Christian Marclay at LACMA

Christian Marclay at LACMA

Installation photograph featuring The Organ (2018), as seen in Christian Marclay: Sound Stories, Los Angeles County Museum of Art, August 25–October 14, 2019, art © Christian Marclay, photo © Museum Associates/LACMA

Christian Marclay: Sound Stories at Los Angeles County Museum of Art

Los Angeles County Museum of Art, Los Angeles
through October 14

Written by David S. Rubin
Over the past four decades, Christian Marclay has proven himself to be a master composer of visual and audio compositions made from the raw materials of popular consumer media. Beginning with early works such as Recycled Records (1980-84), vinyl record collages made from cut-up and reassembled record parts that Marclay played in performance on vintage record players, he has continued to repurpose found media images or sounds to create highly innovative experiences in seeing and/or listening. His most ambitious project to date is The Clock (2010, Collection of Los Angeles County Museum of Art), a video projection constructed by weaving together 24 hours of film and television images of time-telling devices that are screened in sync with real time, such that the time seen in each projected image corresponds to the actual time it is shown.

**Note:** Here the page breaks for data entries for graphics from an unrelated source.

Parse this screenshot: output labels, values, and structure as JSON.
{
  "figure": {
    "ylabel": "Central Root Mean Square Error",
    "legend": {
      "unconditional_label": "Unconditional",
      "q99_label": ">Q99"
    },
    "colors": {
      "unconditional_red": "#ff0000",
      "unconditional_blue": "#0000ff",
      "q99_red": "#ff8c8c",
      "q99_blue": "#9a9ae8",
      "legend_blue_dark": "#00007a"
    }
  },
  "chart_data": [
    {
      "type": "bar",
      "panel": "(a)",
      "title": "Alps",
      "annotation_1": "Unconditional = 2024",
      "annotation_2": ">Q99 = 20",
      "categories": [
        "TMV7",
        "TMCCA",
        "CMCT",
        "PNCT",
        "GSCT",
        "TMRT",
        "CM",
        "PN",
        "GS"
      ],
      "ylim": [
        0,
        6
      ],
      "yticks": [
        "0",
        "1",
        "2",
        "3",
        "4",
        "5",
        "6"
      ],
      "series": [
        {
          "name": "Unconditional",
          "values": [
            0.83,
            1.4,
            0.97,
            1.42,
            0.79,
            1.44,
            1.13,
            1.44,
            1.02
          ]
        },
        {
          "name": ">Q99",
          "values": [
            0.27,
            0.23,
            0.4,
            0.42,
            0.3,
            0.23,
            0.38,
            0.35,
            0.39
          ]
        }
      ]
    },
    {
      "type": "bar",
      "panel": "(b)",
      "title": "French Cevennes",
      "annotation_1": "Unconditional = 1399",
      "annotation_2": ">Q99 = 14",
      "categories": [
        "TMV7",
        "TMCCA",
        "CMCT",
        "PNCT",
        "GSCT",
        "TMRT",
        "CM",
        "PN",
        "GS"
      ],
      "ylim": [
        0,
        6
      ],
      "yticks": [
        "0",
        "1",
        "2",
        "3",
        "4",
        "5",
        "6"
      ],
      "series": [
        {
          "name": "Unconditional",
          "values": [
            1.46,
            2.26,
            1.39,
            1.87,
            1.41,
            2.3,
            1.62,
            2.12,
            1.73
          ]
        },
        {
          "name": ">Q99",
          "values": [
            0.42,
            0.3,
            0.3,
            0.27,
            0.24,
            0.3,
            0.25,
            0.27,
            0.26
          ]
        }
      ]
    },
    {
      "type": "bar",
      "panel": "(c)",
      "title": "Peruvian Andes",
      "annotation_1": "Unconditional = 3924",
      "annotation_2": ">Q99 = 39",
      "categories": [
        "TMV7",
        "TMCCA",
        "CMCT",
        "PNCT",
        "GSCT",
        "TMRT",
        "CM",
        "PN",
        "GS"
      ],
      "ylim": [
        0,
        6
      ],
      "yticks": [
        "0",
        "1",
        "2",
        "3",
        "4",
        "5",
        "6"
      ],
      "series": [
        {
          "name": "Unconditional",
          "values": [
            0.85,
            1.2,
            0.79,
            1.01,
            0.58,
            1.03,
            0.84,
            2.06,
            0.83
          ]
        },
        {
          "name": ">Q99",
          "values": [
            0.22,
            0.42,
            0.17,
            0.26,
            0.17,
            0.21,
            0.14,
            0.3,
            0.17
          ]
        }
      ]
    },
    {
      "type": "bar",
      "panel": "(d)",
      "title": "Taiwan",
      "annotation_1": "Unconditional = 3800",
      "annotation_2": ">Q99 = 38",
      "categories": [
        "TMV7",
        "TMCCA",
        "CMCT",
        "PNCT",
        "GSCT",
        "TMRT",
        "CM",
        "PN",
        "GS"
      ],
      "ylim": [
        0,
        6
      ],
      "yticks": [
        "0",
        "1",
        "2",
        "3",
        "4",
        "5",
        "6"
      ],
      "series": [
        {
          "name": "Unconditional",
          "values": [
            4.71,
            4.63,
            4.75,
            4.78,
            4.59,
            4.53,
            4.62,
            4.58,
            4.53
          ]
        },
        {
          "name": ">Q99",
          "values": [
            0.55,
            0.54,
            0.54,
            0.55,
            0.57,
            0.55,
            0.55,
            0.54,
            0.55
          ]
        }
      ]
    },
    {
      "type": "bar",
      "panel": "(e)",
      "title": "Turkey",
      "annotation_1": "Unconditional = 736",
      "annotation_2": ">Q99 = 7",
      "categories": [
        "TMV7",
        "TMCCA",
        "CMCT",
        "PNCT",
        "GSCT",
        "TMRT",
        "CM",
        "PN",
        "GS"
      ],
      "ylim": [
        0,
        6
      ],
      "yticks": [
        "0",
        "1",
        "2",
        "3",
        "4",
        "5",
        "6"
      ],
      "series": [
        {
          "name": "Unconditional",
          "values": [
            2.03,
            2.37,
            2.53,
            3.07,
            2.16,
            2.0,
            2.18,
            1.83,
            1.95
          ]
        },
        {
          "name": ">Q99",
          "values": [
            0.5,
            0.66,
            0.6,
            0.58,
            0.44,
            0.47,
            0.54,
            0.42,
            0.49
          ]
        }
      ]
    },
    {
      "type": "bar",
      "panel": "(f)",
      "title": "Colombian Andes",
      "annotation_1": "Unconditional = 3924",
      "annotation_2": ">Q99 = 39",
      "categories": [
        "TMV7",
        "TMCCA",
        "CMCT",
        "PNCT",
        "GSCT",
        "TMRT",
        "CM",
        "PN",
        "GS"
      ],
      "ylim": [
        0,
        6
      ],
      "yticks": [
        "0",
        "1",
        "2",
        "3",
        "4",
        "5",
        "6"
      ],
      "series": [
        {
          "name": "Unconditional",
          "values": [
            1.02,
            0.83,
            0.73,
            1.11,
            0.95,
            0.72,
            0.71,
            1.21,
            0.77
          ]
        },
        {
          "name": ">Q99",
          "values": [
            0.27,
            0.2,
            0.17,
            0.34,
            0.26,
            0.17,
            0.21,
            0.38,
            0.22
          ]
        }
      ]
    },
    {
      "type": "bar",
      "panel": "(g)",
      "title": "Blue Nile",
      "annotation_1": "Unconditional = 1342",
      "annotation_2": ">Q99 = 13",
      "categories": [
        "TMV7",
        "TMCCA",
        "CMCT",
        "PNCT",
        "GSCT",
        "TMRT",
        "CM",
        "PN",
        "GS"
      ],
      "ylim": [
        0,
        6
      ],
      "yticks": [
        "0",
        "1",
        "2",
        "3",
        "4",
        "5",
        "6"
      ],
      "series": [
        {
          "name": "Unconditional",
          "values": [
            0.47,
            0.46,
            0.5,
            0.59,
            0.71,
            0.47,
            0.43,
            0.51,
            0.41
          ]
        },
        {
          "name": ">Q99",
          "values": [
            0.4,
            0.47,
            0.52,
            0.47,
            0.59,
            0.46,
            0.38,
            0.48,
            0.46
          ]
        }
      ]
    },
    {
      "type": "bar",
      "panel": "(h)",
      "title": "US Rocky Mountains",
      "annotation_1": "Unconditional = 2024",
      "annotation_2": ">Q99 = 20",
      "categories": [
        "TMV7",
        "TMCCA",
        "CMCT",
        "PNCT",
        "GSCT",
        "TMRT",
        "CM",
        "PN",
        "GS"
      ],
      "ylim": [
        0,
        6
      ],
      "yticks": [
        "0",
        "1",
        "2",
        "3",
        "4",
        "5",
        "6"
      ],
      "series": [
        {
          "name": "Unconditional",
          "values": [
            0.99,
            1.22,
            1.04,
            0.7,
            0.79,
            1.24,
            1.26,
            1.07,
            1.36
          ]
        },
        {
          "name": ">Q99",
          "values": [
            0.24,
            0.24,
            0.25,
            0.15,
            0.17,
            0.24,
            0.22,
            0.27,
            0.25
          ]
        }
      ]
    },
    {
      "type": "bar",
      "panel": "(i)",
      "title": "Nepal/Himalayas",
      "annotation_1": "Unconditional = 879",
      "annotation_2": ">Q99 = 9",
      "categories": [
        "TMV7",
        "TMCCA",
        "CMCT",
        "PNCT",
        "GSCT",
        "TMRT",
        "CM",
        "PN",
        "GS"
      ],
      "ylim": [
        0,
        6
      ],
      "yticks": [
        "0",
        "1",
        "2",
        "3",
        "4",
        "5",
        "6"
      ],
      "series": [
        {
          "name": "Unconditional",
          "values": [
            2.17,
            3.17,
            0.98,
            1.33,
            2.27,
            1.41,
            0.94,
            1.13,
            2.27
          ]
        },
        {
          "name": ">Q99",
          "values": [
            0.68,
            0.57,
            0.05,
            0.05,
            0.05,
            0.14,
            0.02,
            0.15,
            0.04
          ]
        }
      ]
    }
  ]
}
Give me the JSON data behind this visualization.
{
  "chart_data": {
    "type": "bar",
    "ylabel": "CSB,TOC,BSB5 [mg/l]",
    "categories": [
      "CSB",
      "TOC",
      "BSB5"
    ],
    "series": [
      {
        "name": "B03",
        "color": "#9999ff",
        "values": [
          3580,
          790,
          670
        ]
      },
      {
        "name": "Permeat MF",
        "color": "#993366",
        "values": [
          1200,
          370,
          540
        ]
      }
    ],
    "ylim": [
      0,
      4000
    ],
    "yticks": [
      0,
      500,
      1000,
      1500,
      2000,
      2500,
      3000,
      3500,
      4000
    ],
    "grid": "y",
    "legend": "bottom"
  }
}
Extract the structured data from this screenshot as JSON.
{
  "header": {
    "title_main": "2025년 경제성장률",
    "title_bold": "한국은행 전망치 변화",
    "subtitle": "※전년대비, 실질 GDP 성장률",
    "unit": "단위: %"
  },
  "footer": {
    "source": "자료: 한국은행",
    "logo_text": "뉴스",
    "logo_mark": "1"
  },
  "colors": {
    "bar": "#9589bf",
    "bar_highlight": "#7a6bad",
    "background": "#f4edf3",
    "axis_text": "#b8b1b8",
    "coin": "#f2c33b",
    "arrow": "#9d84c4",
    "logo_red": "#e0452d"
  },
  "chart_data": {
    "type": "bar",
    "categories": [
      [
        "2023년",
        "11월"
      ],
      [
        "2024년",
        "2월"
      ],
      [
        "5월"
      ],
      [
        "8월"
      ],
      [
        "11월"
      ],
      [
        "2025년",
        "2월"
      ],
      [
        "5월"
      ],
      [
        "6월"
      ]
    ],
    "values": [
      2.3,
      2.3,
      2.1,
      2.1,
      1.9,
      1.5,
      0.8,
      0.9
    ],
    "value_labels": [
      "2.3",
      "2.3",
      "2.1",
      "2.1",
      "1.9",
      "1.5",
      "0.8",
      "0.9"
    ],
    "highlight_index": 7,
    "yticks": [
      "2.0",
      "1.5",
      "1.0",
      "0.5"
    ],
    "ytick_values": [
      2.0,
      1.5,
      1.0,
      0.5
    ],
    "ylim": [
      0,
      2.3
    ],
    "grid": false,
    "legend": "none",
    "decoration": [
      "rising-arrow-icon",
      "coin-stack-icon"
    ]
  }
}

After winning the Venice Biennale’s Golden Lion Award for The Clock, Marclay was approached by Snap, Inc. (the makers of Snapchat) about collaborating to produce new work using the firm’s smartphone technology. The result of the partnership is Sound Stories, a grouping of five immersive audiovisual installations made using “snaps,” 10-second videos of everyday life that were recorded by Snapchat users and uploaded to the app’s public domain (billions are produced daily). Presented sequentially, the five installations provide viewers with diverse audiovisual experiences that range from being carefully constructed and reverential to playfully disjointed and open-ended.

Although Snapchat is primarily a visual medium, Marclay was more interested in the sounds of each snap than in the imagery. Nevertheless, the visuals associated with the sounds of the first installation, All Together, can be mesmerizing to watch while we listen. Presented across ten smartphones arranged in a semicircle, over four-hundred snaps flash by us in the form of swiftly morphing mundane images such as a flying airplane, a cup of coffee, and a piano keyboard, accompanied by a soundtrack that sounds like chiming bells. It is as if we have entered a new kind of church for the social media age, where disparate sounds originating from all over the planet are united through harmonious audio.

For the other projects, Snap, Inc. engineers assisted Marclay by algorithmically matching the sound of a snap to a musical pitch. Tinsel Loop, presented on two facing large tablets, turns Snapchat into an instrument that plays Marclay’s 2002 composition Tinsel, with each matched snap functioning as a musical note. In The Organ and Talk to Me/Sing to Me, visitors become participants. In the former, we can play a keyboard that triggers matched notes and images that stream before us in vertical bands on a large screen; in the latter, we can talk or sing into a forest of smartphones, suspended from the ceiling, that collectively echo our voices to create an interactive, continually changing sound narrative.

The final installation, Sound Tracks, is the most cerebral and contemplative, with visual experience forsaken in favor of a fully audio one. With the snaps playing on tablets that are hidden in ceiling-mounted speakers that amplify their sounds, visitors encounter a darkened space to hear a haunting composition created by using Snapchat’s “Turtle Mode” feature to slow down the movements of the snaps. It is an apt finale to an overall composition that moves us through states of exhilaration, playfulness, and ethereality.